Acidente na Rua Martinico Prado, na Vila Tibério, deixou dois operários gravemente feridos
queda de pedreiros
Acidente na Rua Martinico Prado, na Vila Tibério, deixou dois operários gravemente feridos

Acidente na Rua Martinico Prado, na Vila Tibério, deixou dois operários gravemente feridos

Um acidente em uma obra na Vila de Berin, em Ribeirão Preto, resultou na queda de dois pedreiros, gerando preocupação e investigações sobre as causas e responsabilidades.
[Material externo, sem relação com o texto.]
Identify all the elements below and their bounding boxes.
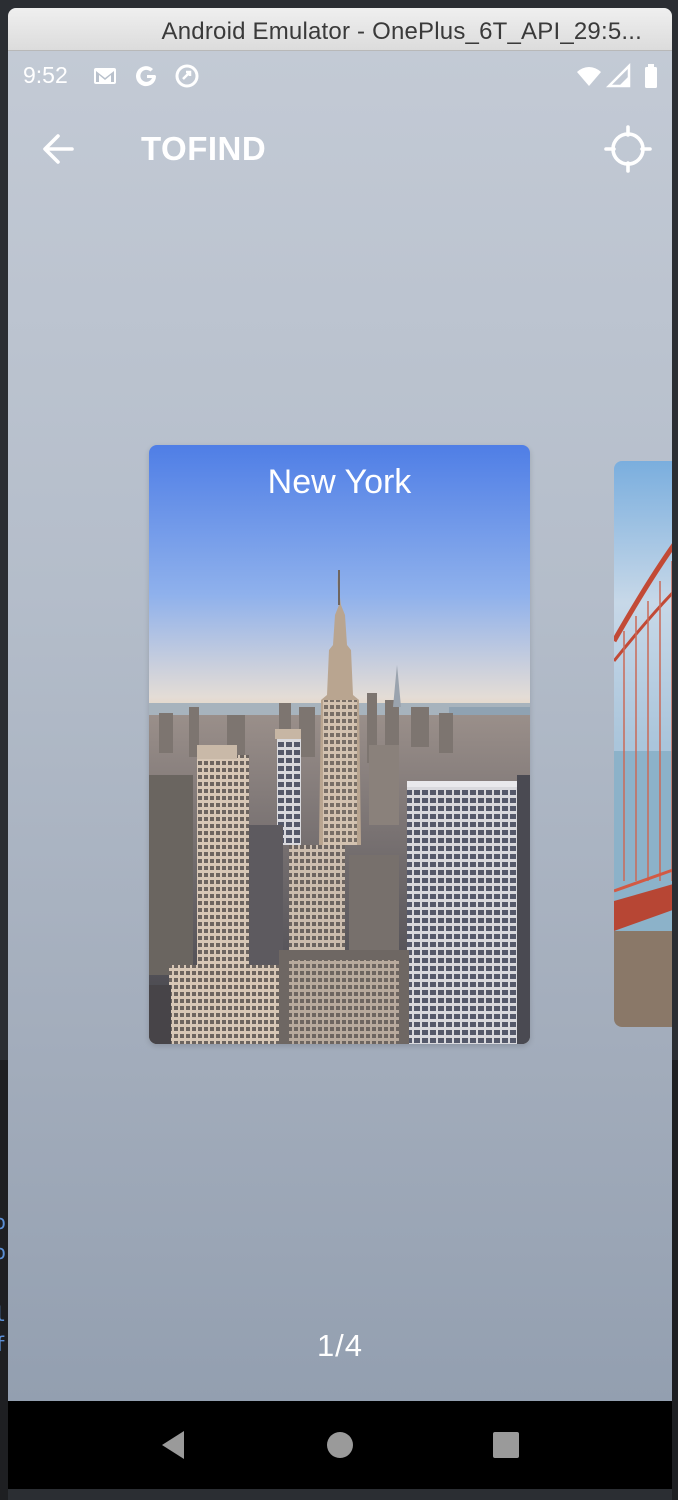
card-title: New York <box>267 463 412 501</box>
app-bar: TOFIND <box>8 99 672 199</box>
google-icon <box>136 66 157 87</box>
background-code-glyph: o <box>0 1210 7 1234</box>
back-triangle-icon[interactable] <box>156 1427 192 1463</box>
background-window-right <box>672 1060 678 1500</box>
background-code-glyph: o <box>0 1240 7 1264</box>
background-code-glyph: f <box>0 1332 7 1356</box>
wifi-icon <box>577 67 601 86</box>
city-card-next[interactable] <box>614 461 672 1027</box>
golden-gate-bridge-image <box>614 461 672 1027</box>
home-circle-icon[interactable] <box>322 1427 358 1463</box>
navigation-bar <box>8 1401 672 1489</box>
arrow-back-icon[interactable] <box>34 125 82 173</box>
battery-icon <box>645 64 657 88</box>
emulator-window-title: Android Emulator - OnePlus_6T_API_29:5..… <box>161 18 642 45</box>
emulator-title-bar[interactable]: Android Emulator - OnePlus_6T_API_29:5..… <box>8 8 672 51</box>
new-york-skyline-image <box>149 445 530 1044</box>
signal-icon <box>606 63 631 88</box>
status-bar: 9:52 <box>8 51 672 99</box>
my-location-icon[interactable] <box>602 123 654 175</box>
city-card-new-york[interactable]: New York <box>149 445 530 1044</box>
gmail-icon <box>94 68 116 84</box>
recents-square-icon[interactable] <box>488 1427 524 1463</box>
data-saver-icon <box>175 64 199 88</box>
device-screen: 9:52 TOFIND New York 1/4 <box>8 51 672 1401</box>
app-title: TOFIND <box>141 130 267 167</box>
status-time: 9:52 <box>23 62 68 88</box>
background-code-glyph: l <box>0 1302 7 1326</box>
background-window-left: o o l f <box>0 1060 8 1500</box>
page-indicator: 1/4 <box>316 1328 364 1363</box>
O incidente, ocorrido no terreno da igreja Nossa Senhora do Rosário, levanta questões sobre a segurança dos trabalhadores e a supervisão da obra.

Investigação e Transparência

Após a queda dos operários de uma altura de 9 metros, o padre Luiz Boteon, administrador da congregação Tuaresiana, responsável pelo terreno, anunciou que solicitará uma avaliação própria para determinar as causas do acidente e definir os próximos passos em relação à obra. Segundo ele, a construtora responsável pelo projeto tem um histórico de 20 anos de parceria com a congregação, e a obra está sendo realizada em etapas. O padre Boteon enfatizou a importância da investigação para garantir a transparência e a segurança na continuidade da construção.

Responsabilidades e Esclarecimentos

A igreja Nossa Senhora do Rosário, localizada ao lado da obra, foi questionada sobre sua possível responsabilidade no acidente. O padre Daniel Apariço Rasteiro esclareceu que não há relação direta da igreja com a obra, sendo a comunidade claretiana a orientadora dos padres da igreja. Ele explicou que a congregação disponibilizou o terreno para a paróquia usar como estacionamento por muitos anos, mas solicitou o terreno de volta para a construção da obra, o que pode ter gerado confusão.

Condições de Trabalho e Denúncias

Após o acidente, operários da obra relataram que trabalhavam sem equipamentos de proteção individual (EPIs). Denúncias indicam a falta de itens básicos de segurança, como cintos de segurança. O presidente do sindicato dos trabalhadores da construção civil, José Meneves da Silva, afirmou que aguarda os resultados da perícia para verificar se houve negligência por parte do empregador, ressaltando que a responsabilidade pelo uso dos EPIs é do empregador, mesmo que o operário se negue a usá-los. A construtora Cardoso Mendonça, responsável pela obra, declarou que os funcionários utilizavam os EPIs e que a empresa dará apoio aos familiares das vítimas.

O ocorrido serve como um alerta para a importância da segurança no trabalho e da necessidade de investigação para evitar que acidentes como este se repitam.